The convention is that broadcasting will insert singleton dimensions at the beginning of an array's shape. This makes it convenience to perform operations over the last dimensions of an array, so (x.T - z).T should work.
If it were to automatically decide which axis of x was matched by z, an operation like x - z would result in an error if and only if N == M, making code harder to test.
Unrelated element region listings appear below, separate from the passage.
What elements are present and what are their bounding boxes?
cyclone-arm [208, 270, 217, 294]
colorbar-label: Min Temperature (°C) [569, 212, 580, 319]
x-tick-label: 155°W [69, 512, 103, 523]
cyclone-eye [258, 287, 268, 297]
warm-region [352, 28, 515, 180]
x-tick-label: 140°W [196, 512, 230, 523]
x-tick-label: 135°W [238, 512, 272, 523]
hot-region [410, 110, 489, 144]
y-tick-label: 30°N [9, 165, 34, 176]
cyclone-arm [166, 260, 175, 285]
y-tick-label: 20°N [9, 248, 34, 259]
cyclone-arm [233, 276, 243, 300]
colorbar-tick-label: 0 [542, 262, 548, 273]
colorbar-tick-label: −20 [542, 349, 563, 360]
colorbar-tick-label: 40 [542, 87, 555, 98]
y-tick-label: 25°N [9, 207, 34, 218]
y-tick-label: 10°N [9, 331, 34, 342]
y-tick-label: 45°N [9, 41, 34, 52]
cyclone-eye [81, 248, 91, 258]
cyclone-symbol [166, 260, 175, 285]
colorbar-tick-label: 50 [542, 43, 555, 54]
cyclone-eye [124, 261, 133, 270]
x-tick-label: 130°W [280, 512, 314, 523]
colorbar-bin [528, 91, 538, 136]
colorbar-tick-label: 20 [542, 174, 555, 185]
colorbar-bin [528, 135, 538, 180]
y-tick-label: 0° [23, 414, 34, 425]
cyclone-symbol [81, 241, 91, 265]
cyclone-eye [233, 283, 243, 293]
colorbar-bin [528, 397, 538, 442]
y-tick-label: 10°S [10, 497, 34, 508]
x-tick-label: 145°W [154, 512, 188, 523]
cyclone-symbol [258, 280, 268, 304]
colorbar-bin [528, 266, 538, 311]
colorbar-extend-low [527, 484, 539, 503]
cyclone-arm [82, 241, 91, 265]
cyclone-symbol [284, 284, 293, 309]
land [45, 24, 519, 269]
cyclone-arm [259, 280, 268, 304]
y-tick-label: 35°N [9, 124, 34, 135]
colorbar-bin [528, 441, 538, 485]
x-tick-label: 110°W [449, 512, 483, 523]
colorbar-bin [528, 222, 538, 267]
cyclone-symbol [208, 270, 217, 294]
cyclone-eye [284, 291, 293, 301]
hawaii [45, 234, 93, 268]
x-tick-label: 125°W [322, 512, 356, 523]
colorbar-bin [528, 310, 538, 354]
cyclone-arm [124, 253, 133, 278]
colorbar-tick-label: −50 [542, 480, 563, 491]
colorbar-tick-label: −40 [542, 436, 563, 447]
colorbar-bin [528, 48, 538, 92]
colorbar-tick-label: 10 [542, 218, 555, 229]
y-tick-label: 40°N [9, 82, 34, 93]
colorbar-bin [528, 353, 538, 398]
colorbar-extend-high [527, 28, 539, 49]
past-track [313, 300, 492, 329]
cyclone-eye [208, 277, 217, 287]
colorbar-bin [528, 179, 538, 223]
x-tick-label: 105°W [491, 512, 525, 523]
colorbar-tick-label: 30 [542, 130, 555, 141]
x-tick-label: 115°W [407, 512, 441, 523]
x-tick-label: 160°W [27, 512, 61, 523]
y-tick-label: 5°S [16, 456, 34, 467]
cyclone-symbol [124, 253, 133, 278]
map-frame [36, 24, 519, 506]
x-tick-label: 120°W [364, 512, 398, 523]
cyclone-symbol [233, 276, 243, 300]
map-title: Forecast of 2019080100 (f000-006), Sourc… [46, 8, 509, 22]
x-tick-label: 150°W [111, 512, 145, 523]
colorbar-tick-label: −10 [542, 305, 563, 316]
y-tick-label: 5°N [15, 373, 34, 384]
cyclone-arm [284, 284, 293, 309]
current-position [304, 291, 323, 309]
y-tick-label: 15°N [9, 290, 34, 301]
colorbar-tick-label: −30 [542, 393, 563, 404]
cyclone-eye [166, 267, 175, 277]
So the convention allows some convenience, while being robust to some error.
If you don't like the z[:, None] shorthand, perhaps you find z[:, np.newaxis] clearer.
For an assignment like x[:,0] = y to work, you can use x[:,0:1] = y instead.
Using the Numpy matrix interface as opposed to the array interface yields the desired broadcasting behaviours:
x = np.asmatrix(np.zeros((M,N)))
y = np.asmatrix(np.zeros((M,1)))
x[:,0] = y # OK
x[:,0] = y[:,0] # OK
x[:,0] = y[:,0:1] # OK
x[:,0] += y # OK
x - y # OK
x - np.mean(x, axis=0) # OK
x - np.mean(x, axis=1) # OK
One benefit of treating (M,1) and (M,) differently is to enable you to specify what dimensions to align and what dimensions to broadcast
Say you have:
a = np.arange(4)
b = np.arange(16).reshape(4,4)
# i.e a = array([0, 1, 2, 3])
# i.e b = array([[ 0, 1, 2, 3],
# [ 4, 5, 6, 7],
# [ 8, 9, 10, 11],
# [12, 13, 14, 15]])
When you do c = a + b, a and b will be aligned in axis=1 and a will be broadcasted along axis=0:
array([[0, 1, 2, 3],
[0, 1, 2, 3],
[0, 1, 2, 3],
[0, 1, 2, 3]])
But what if you want to align a and b in axis=0 and broadcast in axis=1 ?
array([[0, 0, 0, 0],
[1, 1, 1, 1],
[2, 2, 2, 2],
[3, 3, 3, 3]])
(M,1) vs (M,) difference enables you to specify which dimension to align and broadcast.
(i.e if (M,1) and (M,) are treated the same, how do you tell numpy you want to broadcast on axis=1?)